Processing Big Data Files

1 visualización (últimos 30 días)
Ugur Acar
Ugur Acar el 24 de Oct. de 2019
Respondida: Fangjun Jiang el 24 de Oct. de 2019
I have txt file of 120MB. It has around 3600000 rows in it. I need to read this data using script generated from import data menu.
But when i tried to run script it gives out of memory error. Is there any other way to read that big data ?

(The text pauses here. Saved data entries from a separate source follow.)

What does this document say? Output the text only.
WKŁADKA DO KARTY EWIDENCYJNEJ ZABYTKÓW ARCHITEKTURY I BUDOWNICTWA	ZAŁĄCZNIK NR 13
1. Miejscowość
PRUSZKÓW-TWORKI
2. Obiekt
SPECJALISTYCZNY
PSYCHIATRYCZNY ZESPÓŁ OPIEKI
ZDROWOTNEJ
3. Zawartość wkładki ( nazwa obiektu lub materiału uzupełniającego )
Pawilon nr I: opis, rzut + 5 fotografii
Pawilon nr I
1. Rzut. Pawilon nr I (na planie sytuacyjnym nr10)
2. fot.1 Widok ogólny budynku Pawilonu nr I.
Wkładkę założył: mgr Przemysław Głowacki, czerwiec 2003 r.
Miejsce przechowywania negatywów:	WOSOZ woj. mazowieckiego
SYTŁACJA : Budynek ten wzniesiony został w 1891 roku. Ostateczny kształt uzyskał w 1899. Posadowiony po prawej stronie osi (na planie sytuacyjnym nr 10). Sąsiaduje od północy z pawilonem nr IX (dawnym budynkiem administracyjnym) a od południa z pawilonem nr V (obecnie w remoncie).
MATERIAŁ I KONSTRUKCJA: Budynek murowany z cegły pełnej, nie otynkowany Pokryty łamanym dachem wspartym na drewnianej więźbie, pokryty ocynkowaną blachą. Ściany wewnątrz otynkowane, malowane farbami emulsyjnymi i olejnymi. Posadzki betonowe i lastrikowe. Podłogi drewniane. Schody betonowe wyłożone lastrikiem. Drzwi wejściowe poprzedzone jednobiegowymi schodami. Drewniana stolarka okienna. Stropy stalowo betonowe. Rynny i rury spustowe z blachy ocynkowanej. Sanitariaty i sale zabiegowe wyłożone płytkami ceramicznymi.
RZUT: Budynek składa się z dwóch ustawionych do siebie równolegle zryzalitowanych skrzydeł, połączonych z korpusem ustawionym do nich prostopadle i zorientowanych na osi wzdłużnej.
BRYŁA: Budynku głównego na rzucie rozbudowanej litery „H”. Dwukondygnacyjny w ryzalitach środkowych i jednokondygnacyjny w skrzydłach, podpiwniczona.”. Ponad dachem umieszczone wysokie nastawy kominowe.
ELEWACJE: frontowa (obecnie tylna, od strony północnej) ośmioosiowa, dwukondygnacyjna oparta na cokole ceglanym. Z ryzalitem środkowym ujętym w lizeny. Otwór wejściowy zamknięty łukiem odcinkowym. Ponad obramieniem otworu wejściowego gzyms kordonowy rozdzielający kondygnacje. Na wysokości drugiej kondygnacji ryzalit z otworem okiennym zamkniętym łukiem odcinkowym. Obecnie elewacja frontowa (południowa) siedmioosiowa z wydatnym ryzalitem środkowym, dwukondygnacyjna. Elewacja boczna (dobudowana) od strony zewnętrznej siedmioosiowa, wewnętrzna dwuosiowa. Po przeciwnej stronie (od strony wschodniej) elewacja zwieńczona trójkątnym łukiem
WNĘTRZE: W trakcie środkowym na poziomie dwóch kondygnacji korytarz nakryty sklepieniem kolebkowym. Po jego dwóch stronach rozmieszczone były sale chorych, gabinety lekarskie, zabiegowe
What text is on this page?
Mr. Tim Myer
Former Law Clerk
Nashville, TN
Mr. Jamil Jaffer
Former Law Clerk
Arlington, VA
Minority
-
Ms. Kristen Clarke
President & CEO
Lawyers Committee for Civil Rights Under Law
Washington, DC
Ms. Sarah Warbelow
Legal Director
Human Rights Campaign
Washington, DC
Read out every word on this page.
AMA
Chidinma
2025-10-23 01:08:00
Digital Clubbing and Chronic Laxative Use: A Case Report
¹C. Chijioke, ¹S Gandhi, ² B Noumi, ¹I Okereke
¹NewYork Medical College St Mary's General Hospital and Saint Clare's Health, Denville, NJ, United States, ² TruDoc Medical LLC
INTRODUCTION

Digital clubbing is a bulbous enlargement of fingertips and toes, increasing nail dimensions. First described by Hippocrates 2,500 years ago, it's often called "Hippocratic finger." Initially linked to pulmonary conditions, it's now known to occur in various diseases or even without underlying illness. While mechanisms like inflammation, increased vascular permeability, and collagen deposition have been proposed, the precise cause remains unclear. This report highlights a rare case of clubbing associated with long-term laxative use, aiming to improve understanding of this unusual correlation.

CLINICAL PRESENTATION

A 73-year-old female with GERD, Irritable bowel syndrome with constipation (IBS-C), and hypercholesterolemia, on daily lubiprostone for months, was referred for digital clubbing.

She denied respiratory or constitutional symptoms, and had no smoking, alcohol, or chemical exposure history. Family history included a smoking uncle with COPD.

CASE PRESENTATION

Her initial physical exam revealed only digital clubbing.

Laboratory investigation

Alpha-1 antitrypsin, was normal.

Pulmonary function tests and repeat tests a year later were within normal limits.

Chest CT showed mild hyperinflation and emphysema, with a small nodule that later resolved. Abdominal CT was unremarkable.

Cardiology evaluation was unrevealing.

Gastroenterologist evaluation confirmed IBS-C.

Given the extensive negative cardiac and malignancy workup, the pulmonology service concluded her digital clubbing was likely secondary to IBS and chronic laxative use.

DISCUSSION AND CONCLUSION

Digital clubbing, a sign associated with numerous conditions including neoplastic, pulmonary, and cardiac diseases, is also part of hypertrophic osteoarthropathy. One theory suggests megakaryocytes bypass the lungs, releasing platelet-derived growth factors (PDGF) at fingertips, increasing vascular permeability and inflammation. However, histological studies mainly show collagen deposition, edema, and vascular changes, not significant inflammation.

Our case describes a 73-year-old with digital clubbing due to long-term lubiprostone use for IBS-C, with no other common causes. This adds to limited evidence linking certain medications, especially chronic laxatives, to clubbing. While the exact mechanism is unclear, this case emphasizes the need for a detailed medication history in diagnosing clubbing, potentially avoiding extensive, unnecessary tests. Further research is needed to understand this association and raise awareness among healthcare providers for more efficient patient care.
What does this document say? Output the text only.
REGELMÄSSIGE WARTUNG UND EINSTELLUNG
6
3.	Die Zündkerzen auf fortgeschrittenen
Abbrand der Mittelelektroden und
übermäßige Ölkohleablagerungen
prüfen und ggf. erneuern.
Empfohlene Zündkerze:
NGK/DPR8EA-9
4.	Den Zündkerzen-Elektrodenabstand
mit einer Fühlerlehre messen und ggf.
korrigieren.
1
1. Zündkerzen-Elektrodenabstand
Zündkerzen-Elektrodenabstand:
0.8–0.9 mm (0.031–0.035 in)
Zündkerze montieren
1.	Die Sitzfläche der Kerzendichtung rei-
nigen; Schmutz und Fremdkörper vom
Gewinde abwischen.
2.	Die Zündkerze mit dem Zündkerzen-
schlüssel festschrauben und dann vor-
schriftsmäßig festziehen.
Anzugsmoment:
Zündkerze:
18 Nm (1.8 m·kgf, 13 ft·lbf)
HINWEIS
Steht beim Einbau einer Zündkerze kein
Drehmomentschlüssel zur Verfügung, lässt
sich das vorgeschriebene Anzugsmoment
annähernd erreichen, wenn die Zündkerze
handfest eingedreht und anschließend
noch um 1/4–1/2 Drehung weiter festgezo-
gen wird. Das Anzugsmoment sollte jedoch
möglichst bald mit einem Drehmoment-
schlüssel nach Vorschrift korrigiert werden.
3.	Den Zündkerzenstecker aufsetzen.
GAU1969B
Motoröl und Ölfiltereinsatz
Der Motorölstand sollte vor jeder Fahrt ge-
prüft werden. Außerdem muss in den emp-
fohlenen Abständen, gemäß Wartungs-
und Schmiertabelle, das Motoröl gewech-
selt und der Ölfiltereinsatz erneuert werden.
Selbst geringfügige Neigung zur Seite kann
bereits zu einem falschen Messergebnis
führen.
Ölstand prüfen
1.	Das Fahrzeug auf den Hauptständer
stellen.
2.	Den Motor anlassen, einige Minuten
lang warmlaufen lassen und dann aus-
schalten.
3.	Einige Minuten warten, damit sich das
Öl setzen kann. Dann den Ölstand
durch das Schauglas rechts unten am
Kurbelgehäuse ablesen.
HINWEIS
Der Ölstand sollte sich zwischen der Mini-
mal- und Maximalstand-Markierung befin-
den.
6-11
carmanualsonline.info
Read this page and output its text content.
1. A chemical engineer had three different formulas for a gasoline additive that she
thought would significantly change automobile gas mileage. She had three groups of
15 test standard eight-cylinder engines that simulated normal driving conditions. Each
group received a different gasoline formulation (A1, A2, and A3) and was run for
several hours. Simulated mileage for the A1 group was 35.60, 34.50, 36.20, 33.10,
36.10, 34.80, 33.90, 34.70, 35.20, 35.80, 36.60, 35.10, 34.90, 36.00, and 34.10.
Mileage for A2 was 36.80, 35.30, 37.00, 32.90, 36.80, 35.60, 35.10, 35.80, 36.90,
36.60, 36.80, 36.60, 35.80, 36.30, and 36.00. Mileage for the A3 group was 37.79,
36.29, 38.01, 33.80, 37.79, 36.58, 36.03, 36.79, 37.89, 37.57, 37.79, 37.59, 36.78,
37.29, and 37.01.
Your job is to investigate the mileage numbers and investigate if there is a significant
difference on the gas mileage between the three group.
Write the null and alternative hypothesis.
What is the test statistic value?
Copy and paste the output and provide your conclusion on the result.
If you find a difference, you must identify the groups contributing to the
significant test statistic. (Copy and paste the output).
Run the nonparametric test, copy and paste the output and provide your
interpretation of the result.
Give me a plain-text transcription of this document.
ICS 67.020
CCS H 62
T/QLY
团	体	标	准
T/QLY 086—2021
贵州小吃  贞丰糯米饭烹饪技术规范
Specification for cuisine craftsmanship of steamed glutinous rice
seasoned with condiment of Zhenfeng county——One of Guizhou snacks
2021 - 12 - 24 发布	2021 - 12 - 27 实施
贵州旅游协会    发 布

I have i7-7700HQ cpu @2.80Ghz and 8 gb of RAM, msi laptop computer.
%% Initialize variables.
filename = 'sicaklik.txt';
delimiter = '|';
startRow = 2;
formatSpec = '%s%s%s%s%s%s%s%[^\n\r]';
%% Open the text file.
fileID = fopen(filename,'r','n','UTF-8');
%% Skip the BOM (Byte Order Mark).
fseek(fileID, 3, 'bof');
%%Read columns of data according to the format.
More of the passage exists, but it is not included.